There's some things you can cover up, and then there's some things you can't.
Right now is a sad day for me because the reputation that I left in this organization, this isn't it.
This isn't it.
What was built there many years took hard work to get that.
It took a hell of a reputation to put on the line.
Ray Rice put a lot of people at jeopardy with his actions.
A lot of people at jeopardy.
Not just himself.
Okay.
Says Ray Lewis.
He says, we're here meeting the crew on ESPN talking about this.
We're here for domestic violence.
No, you're there for an NFL pregame show.

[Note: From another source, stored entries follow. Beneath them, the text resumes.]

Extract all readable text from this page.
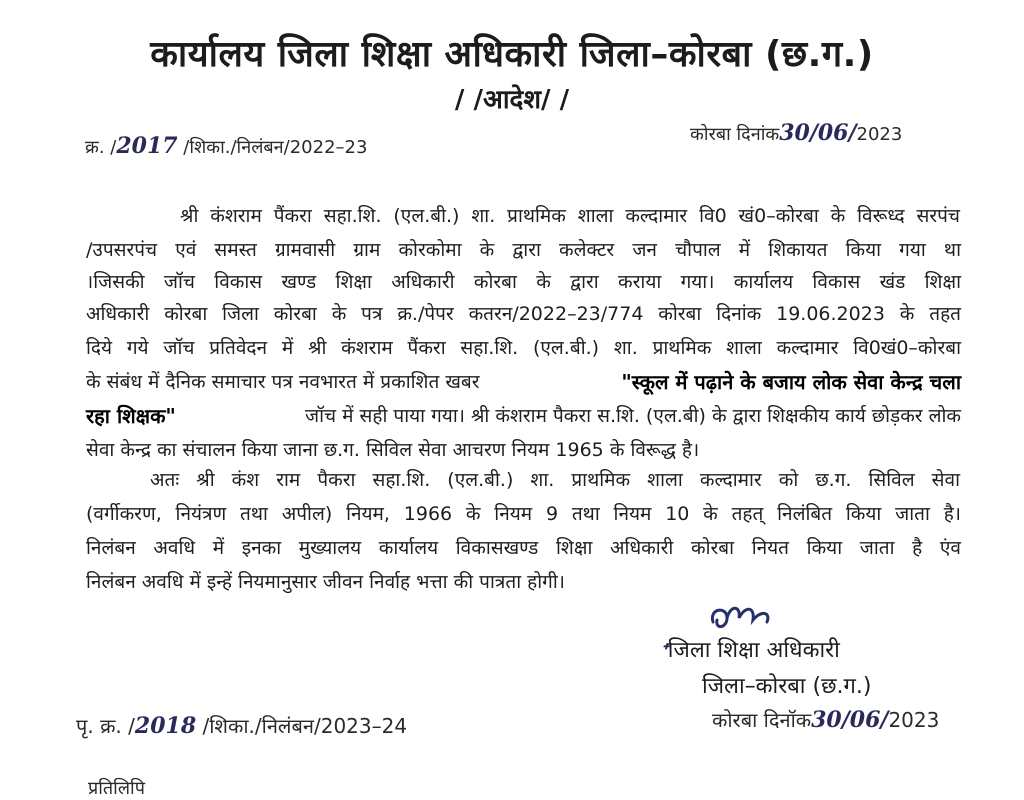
कार्यालय जिला शिक्षा अधिकारी जिला–कोरबा (छ.ग.)
/ /आदेश/ /
क्र. /2017 /शिका./निलंबन/2022–23
कोरबा दिनांक30/06/2023
श्री कंशराम पैंकरा सहा.शि. (एल.बी.) शा. प्राथमिक शाला कल्दामार वि0 खं0–कोरबा के विरूध्द सरपंच
/उपसरपंच एवं समस्त ग्रामवासी ग्राम कोरकोमा के द्वारा कलेक्टर जन चौपाल में शिकायत किया गया था
।जिसकी जॉच विकास खण्ड शिक्षा अधिकारी कोरबा के द्वारा कराया गया। कार्यालय विकास खंड शिक्षा
अधिकारी कोरबा जिला कोरबा के पत्र क्र./पेपर कतरन/2022–23/774 कोरबा दिनांक 19.06.2023 के तहत
दिये गये जॉच प्रतिवेदन में श्री कंशराम पैंकरा सहा.शि. (एल.बी.) शा. प्राथमिक शाला कल्दामार वि0खं0–कोरबा
के संबंध में दैनिक समाचार पत्र नवभारत में प्रकाशित खबर	"स्कूल में पढ़ाने के बजाय लोक सेवा केन्द्र चला
रहा शिक्षक"	जॉच में सही पाया गया। श्री कंशराम पैकरा स.शि. (एल.बी) के द्वारा शिक्षकीय कार्य छोड़कर लोक
सेवा केन्द्र का संचालन किया जाना छ.ग. सिविल सेवा आचरण नियम 1965 के विरूद्ध है।
अतः श्री कंश राम पैकरा सहा.शि. (एल.बी.) शा. प्राथमिक शाला कल्दामार को छ.ग. सिविल सेवा
(वर्गीकरण, नियंत्रण तथा अपील) नियम, 1966 के नियम 9 तथा नियम 10 के तहत् निलंबित किया जाता है।
निलंबन अवधि में इनका मुख्यालय कार्यालय विकासखण्ड शिक्षा अधिकारी कोरबा नियत किया जाता है एंव
निलंबन अवधि में इन्हें नियमानुसार जीवन निर्वाह भत्ता की पात्रता होगी।
ᐩजिला शिक्षा अधिकारी
जिला–कोरबा (छ.ग.)
कोरबा दिनॉक30/06/2023
पृ. क्र. /2018 /शिका./निलंबन/2023–24
प्रतिलिपि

You have to be talking about domestic violence today.
But then he says he did so much to build up his reputation and the Ravens' reputation.
And it's a sad day because he left that organization with the greatest reputation.
And this Ray Reisning, that isn't it.
And what was built there many years took hard work, hell of a reputation to put on the line.
And so Ray Rice has destroyed everybody's reputation.
Nep.
Nay, don't bring it up.
Well, they did on the first day.
They did on the first day.
And he said, no, you can't compare it to night and day.
What Ray did, me did nothing.
No, no, you can't go there.
No, no.
It's not said, oh, no, no, no.
And that's the only time anybody brought it up.
Great to be with you today, my friends.
Have a great rest of the day and night, and we'll be back here tomorrow, revved and ready to go.